Temple was tempted to beg, but this time his pride held out. Perhaps at lunch he would beg. Instead he took up the mass of decayed leather that served him for saddle and pillow both and limped for his mule. It watched him approach, eyes inflamed with hatred.

He had made every effort to cast the mule as a partner in this unfortunate business but the beast could not be persuaded to see it that way. He was its arch-enemy and it took every opportunity to bite or buck him, and had on one occasion most memorably pissed on his ill-fitting boots while he was trying to mount. By the time he had finally saddled and turned the stubborn animal towards the back of the column, the lead wagons were already rolling, their grinding wheels already sending up dust.

Oh God, the dust.

Concerned about Ghosts after Temple’s encounter, Dab Sweet had led the Fellowship into a dry expanse of parched grass and sun-bleached bramble, where you only had to look at the desiccated ground to stir up dust. The further back in the column you were, the closer companions you and dust became, and Temple had spent six days at the very back. Much of the time it blotted out the sun and entombed him in a perpetual soupy gloom, landscape expunged, wagons vanished, often the cattle just ahead made insubstantial phantoms. Every part of him was dried out by wind and impregnated by dirt. And if the dust did not choke you the stink of the animals would finish the job.

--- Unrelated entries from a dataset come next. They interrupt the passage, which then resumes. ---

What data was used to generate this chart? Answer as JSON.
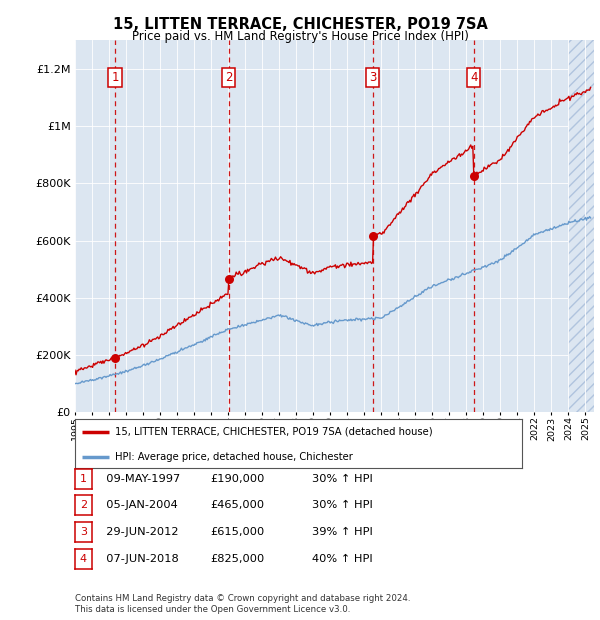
{
  "title": "15, LITTEN TERRACE, CHICHESTER, PO19 7SA",
  "subtitle": "Price paid vs. HM Land Registry's House Price Index (HPI)",
  "bg_color": "#dce6f1",
  "plot_bg_color": "#dce6f1",
  "hpi_color": "#6699cc",
  "sale_color": "#cc0000",
  "vline_color": "#cc0000",
  "ylim": [
    0,
    1300000
  ],
  "yticks": [
    0,
    200000,
    400000,
    600000,
    800000,
    1000000,
    1200000
  ],
  "ytick_labels": [
    "£0",
    "£200K",
    "£400K",
    "£600K",
    "£800K",
    "£1M",
    "£1.2M"
  ],
  "sale_events": [
    {
      "label": "1",
      "date_x": 1997.36,
      "price": 190000,
      "date_str": "09-MAY-1997",
      "price_str": "£190,000",
      "hpi_str": "30% ↑ HPI"
    },
    {
      "label": "2",
      "date_x": 2004.03,
      "price": 465000,
      "date_str": "05-JAN-2004",
      "price_str": "£465,000",
      "hpi_str": "30% ↑ HPI"
    },
    {
      "label": "3",
      "date_x": 2012.49,
      "price": 615000,
      "date_str": "29-JUN-2012",
      "price_str": "£615,000",
      "hpi_str": "39% ↑ HPI"
    },
    {
      "label": "4",
      "date_x": 2018.43,
      "price": 825000,
      "date_str": "07-JUN-2018",
      "price_str": "£825,000",
      "hpi_str": "40% ↑ HPI"
    }
  ],
  "legend_sale_label": "15, LITTEN TERRACE, CHICHESTER, PO19 7SA (detached house)",
  "legend_hpi_label": "HPI: Average price, detached house, Chichester",
  "footnote": "Contains HM Land Registry data © Crown copyright and database right 2024.\nThis data is licensed under the Open Government Licence v3.0.",
  "xmin": 1995,
  "xmax": 2025.5,
  "hatch_start": 2024.0
}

He could have achieved the same effect by rubbing his arse with wire wool for fourteen hours while eating a mixture of sand and cow-shit.

No doubt he should have been revelling in his luck and thanking God that he was alive, yet he found it hard to be grateful for this purgatory of dust. Gratitude and resentment are brothers eternal, after all. Time and again he considered how he might escape, slip from beneath his smothering debt and be free, but there was no way out, let alone an easy one. Surrounded by hundreds of miles of open country and he was imprisoned as surely as if he had been in a cage. He complained bitterly to everyone who would listen, which was no one. Leef was the nearest rider, and the boy was self-evidently in the throes of an adolescent infatuation with Shy, had cast her somewhere between lover and mother, and exhibited almost comical extremes of jealousy whenever she talked or laughed with another man, which, alas for him, was often. Still, he need not have worried. Temple had no romantic designs on the ringleader of his tormentors.